The estimated reading time for this post is 5 minutes
Except of row-by-row queries, you may need to summarize data to analyze it. Microsoft SQL Server provides built-in functions that can aggregate, and summarize information based on multiple rows. In this post, we will discuss about aggregate functions, GROUP BY, and HAVING clauses.
Microsoft SQL Server provide aggregate functions such as SUM, MAX, MIN, and AVG to calculate multiple rows and summarize, then return a single result.
When using aggregate functions, you need to consider that the Aggregate Functions:
Built-in Aggregate Functions
Common Statistics Other
SUM STDEV CHECKSUM_AGG
MIN STDEVP GROUPING
MAX VAR GROUPING_ID
AVG VARP
COUNT
COUNT_BIG
In this post we only discuss common aggregate functions.
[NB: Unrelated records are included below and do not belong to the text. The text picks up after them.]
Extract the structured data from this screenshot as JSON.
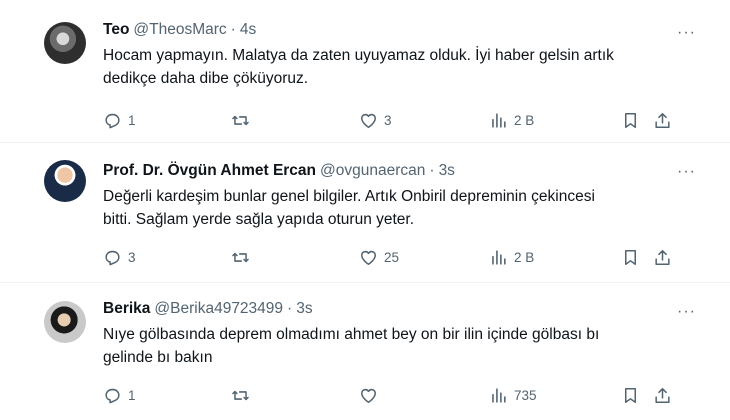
{
  "tweets": [
    {
      "name": "Teo",
      "handle": "@TheosMarc",
      "separator": "·",
      "time": "4s",
      "text_lines": [
        "Hocam yapmayın. Malatya da zaten uyuyamaz olduk. İyi haber gelsin artık",
        "dedikçe daha dibe çöküyoruz."
      ],
      "replies": "1",
      "retweets": "",
      "likes": "3",
      "views": "2 B"
    },
    {
      "name": "Prof. Dr. Övgün Ahmet Ercan",
      "handle": "@ovgunaercan",
      "separator": "·",
      "time": "3s",
      "text_lines": [
        "Değerli kardeşim bunlar genel bilgiler. Artık Onbiril depreminin çekincesi",
        "bitti. Sağlam yerde sağla yapıda oturun yeter."
      ],
      "replies": "3",
      "retweets": "",
      "likes": "25",
      "views": "2 B"
    },
    {
      "name": "Berika",
      "handle": "@Berika49723499",
      "separator": "·",
      "time": "3s",
      "text_lines": [
        "Nıye gölbasında deprem olmadımı ahmet bey on bir ilin içinde gölbası bı",
        "gelinde bı bakın"
      ],
      "replies": "1",
      "retweets": "",
      "likes": "",
      "views": "735"
    }
  ],
  "icons": {
    "reply": "reply-icon",
    "retweet": "retweet-icon",
    "like": "heart-icon",
    "views": "views-chart-icon",
    "bookmark": "bookmark-icon",
    "share": "share-icon",
    "more": "more-dots-icon"
  },
  "colors": {
    "text": "#0f1419",
    "secondary": "#536471",
    "divider": "#eff3f4"
  }
}
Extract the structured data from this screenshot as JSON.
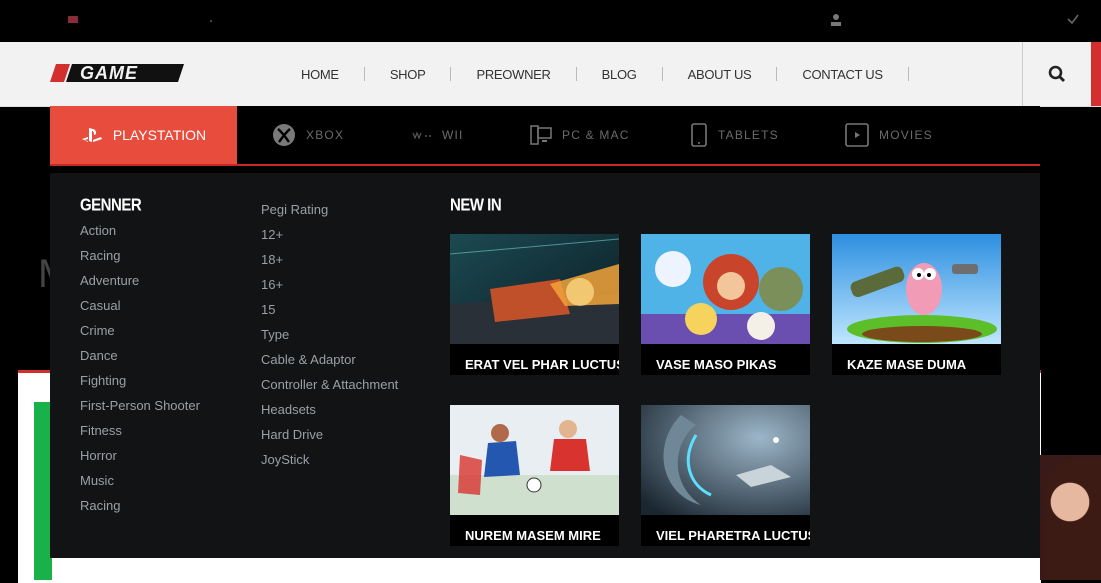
{
  "header": {
    "nav": [
      "HOME",
      "SHOP",
      "PREOWNER",
      "BLOG",
      "ABOUT US",
      "CONTACT US"
    ],
    "logo_text": "iGame"
  },
  "tabs": [
    {
      "label": "PLAYSTATION",
      "icon": "playstation-icon",
      "active": true
    },
    {
      "label": "XBOX",
      "icon": "xbox-icon"
    },
    {
      "label": "WII",
      "icon": "wii-icon"
    },
    {
      "label": "PC & MAC",
      "icon": "pc-mac-icon"
    },
    {
      "label": "TABLETS",
      "icon": "tablet-icon"
    },
    {
      "label": "MOVIES",
      "icon": "movie-icon"
    }
  ],
  "mega": {
    "genre_title": "GENNER",
    "genres": [
      "Action",
      "Racing",
      "Adventure",
      "Casual",
      "Crime",
      "Dance",
      "Fighting",
      "First-Person Shooter",
      "Fitness",
      "Horror",
      "Music",
      "Racing"
    ],
    "filters": [
      "Pegi Rating",
      "12+",
      "18+",
      "16+",
      "15",
      "Type",
      "Cable & Adaptor",
      "Controller & Attachment",
      "Headsets",
      "Hard Drive",
      "JoyStick"
    ],
    "new_in_title": "NEW IN",
    "products": [
      {
        "title": "ERAT VEL PHAR LUCTUS"
      },
      {
        "title": "VASE MASO PIKAS"
      },
      {
        "title": "KAZE MASE DUMA"
      },
      {
        "title": "NUREM MASEM MIRE"
      },
      {
        "title": "VIEL PHARETRA LUCTUS"
      }
    ]
  },
  "colors": {
    "accent": "#e74c3c",
    "menu_bg": "#121314",
    "header_bg": "#f2f2f2"
  }
}
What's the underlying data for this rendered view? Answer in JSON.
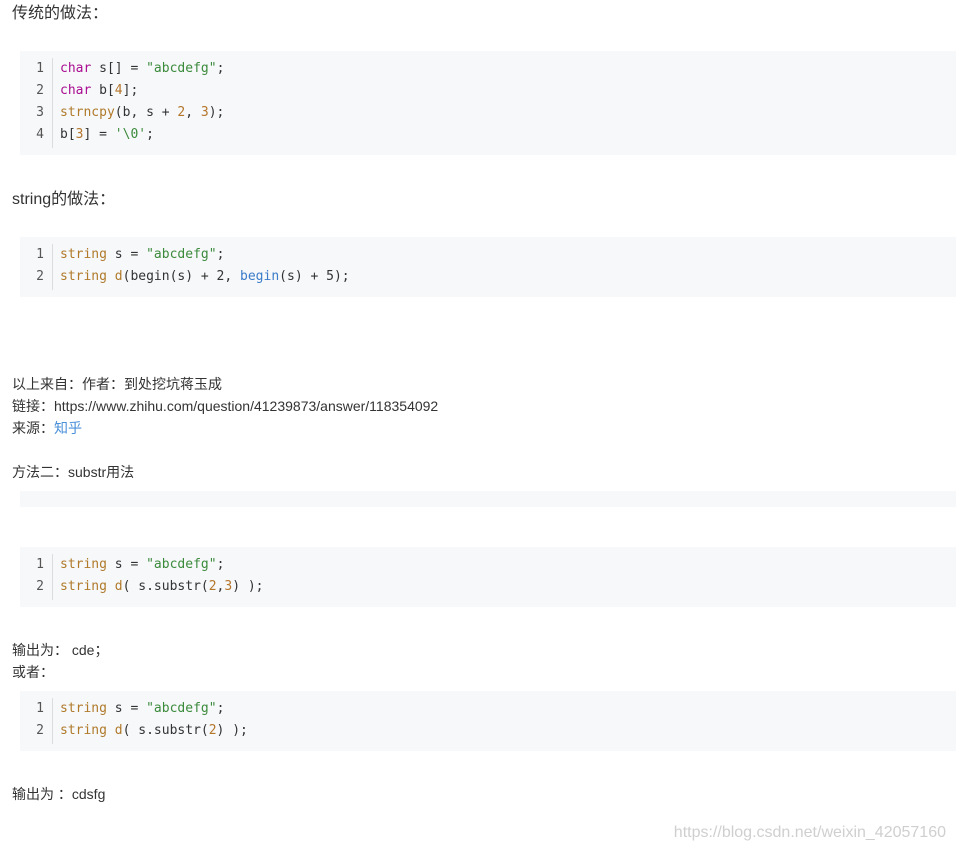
{
  "sections": {
    "traditional_title": "传统的做法：",
    "string_title": "string的做法："
  },
  "code_blocks": [
    {
      "lines": [
        {
          "n": "1",
          "tokens": [
            {
              "t": "char",
              "c": "kw"
            },
            {
              "t": " s[] = ",
              "c": "pl"
            },
            {
              "t": "\"abcdefg\"",
              "c": "st"
            },
            {
              "t": ";",
              "c": "pl"
            }
          ]
        },
        {
          "n": "2",
          "tokens": [
            {
              "t": "char",
              "c": "kw"
            },
            {
              "t": " b[",
              "c": "pl"
            },
            {
              "t": "4",
              "c": "nm"
            },
            {
              "t": "];",
              "c": "pl"
            }
          ]
        },
        {
          "n": "3",
          "tokens": [
            {
              "t": "strncpy",
              "c": "fn"
            },
            {
              "t": "(b, s + ",
              "c": "pl"
            },
            {
              "t": "2",
              "c": "nm"
            },
            {
              "t": ", ",
              "c": "pl"
            },
            {
              "t": "3",
              "c": "nm"
            },
            {
              "t": ");",
              "c": "pl"
            }
          ]
        },
        {
          "n": "4",
          "tokens": [
            {
              "t": "b[",
              "c": "pl"
            },
            {
              "t": "3",
              "c": "nm"
            },
            {
              "t": "] = ",
              "c": "pl"
            },
            {
              "t": "'\\0'",
              "c": "st"
            },
            {
              "t": ";",
              "c": "pl"
            }
          ]
        }
      ]
    },
    {
      "lines": [
        {
          "n": "1",
          "tokens": [
            {
              "t": "string",
              "c": "tp"
            },
            {
              "t": " s = ",
              "c": "pl"
            },
            {
              "t": "\"abcdefg\"",
              "c": "st"
            },
            {
              "t": ";",
              "c": "pl"
            }
          ]
        },
        {
          "n": "2",
          "tokens": [
            {
              "t": "string",
              "c": "tp"
            },
            {
              "t": " ",
              "c": "pl"
            },
            {
              "t": "d",
              "c": "fn"
            },
            {
              "t": "(begin(s) + 2, ",
              "c": "pl"
            },
            {
              "t": "begin",
              "c": "fn2"
            },
            {
              "t": "(s) + 5);",
              "c": "pl"
            }
          ]
        }
      ]
    },
    {
      "lines": [
        {
          "n": "1",
          "tokens": [
            {
              "t": "string",
              "c": "tp"
            },
            {
              "t": " s = ",
              "c": "pl"
            },
            {
              "t": "\"abcdefg\"",
              "c": "st"
            },
            {
              "t": ";",
              "c": "pl"
            }
          ]
        },
        {
          "n": "2",
          "tokens": [
            {
              "t": "string",
              "c": "tp"
            },
            {
              "t": " ",
              "c": "pl"
            },
            {
              "t": "d",
              "c": "fn"
            },
            {
              "t": "( s.substr(",
              "c": "pl"
            },
            {
              "t": "2",
              "c": "nm"
            },
            {
              "t": ",",
              "c": "pl"
            },
            {
              "t": "3",
              "c": "nm"
            },
            {
              "t": ") );",
              "c": "pl"
            }
          ]
        }
      ]
    },
    {
      "lines": [
        {
          "n": "1",
          "tokens": [
            {
              "t": "string",
              "c": "tp"
            },
            {
              "t": " s = ",
              "c": "pl"
            },
            {
              "t": "\"abcdefg\"",
              "c": "st"
            },
            {
              "t": ";",
              "c": "pl"
            }
          ]
        },
        {
          "n": "2",
          "tokens": [
            {
              "t": "string",
              "c": "tp"
            },
            {
              "t": " ",
              "c": "pl"
            },
            {
              "t": "d",
              "c": "fn"
            },
            {
              "t": "( s.substr(",
              "c": "pl"
            },
            {
              "t": "2",
              "c": "nm"
            },
            {
              "t": ") );",
              "c": "pl"
            }
          ]
        }
      ]
    }
  ],
  "source": {
    "from": "以上来自：作者：到处挖坑蒋玉成",
    "link_line": "链接：https://www.zhihu.com/question/41239873/answer/118354092",
    "source_label": "来源：",
    "source_link": "知乎"
  },
  "method2": {
    "title": "方法二：substr用法",
    "output1": "输出为： cde；",
    "or": "或者：",
    "output2": "输出为 ：cdsfg"
  },
  "watermark": "https://blog.csdn.net/weixin_42057160",
  "colors": {
    "code_bg": "#f6f8fa",
    "keyword": "#aa0d91",
    "type": "#b07a2a",
    "string": "#3c8a3c",
    "number": "#b5762b",
    "link": "#4a90d9"
  }
}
For further information on other built-in aggregate functions, visit MSDN for Aggregate Functions (Transact-SQL)
Common Aggregate Functions
Function Name Syntax Description
SUM SUM() Totals all the non-NULL numeric values in a column
AVG AVG() Averages all the non-NULL numeric values in a column (sum/count)
MIN MIN() Returns the smallest number, earliest date/time, or first-occurring string (according to collation sort rules)
MAX MAX() Returns the largest number, latest date/time, or last-occurring string (according to collation sort rules)
COUNT or COUNT_BIG COUNT(*) or COUNT() With (*), returns count of all rows, including those with NULL values; With (), returns count of non-NULL rows for that column. COUNT returns an int; COUNT_BIG returns a big_int
Aggregate Example
SELECT AVG(unitprice) AS avg_price,
MIN(OrderQty)AS min_qty,
MAX(UnitPriceDiscount) AS max_discount
FROM Sales.SalesOrderDetail;
Consider that the above example doesn’t use GROUP BY clause. Therefore, all rows will be summarized and single row will return as result.
The Results:
When writing aggregates in SELECT clause, all SELECT list must be used aggregate functions, or be referenced in a GROUP BY clause.
The following example will return an error:
Partial Aggregate Error
SELECT SalesOrderID,
AVG(unitprice) AS avg_price,
MIN(OrderQty)AS min_qty,
MAX(UnitPriceDiscount) AS max_discount
FROM Sales.SalesOrderDetail;
The Results:
As you see, SalesOrderID column doesn’t appear either in aggregate function or the GROUP BY clause. Therefore, it’s invalid to use it in SELECT list. Removing SalesOrderID from previous example will prevent an error.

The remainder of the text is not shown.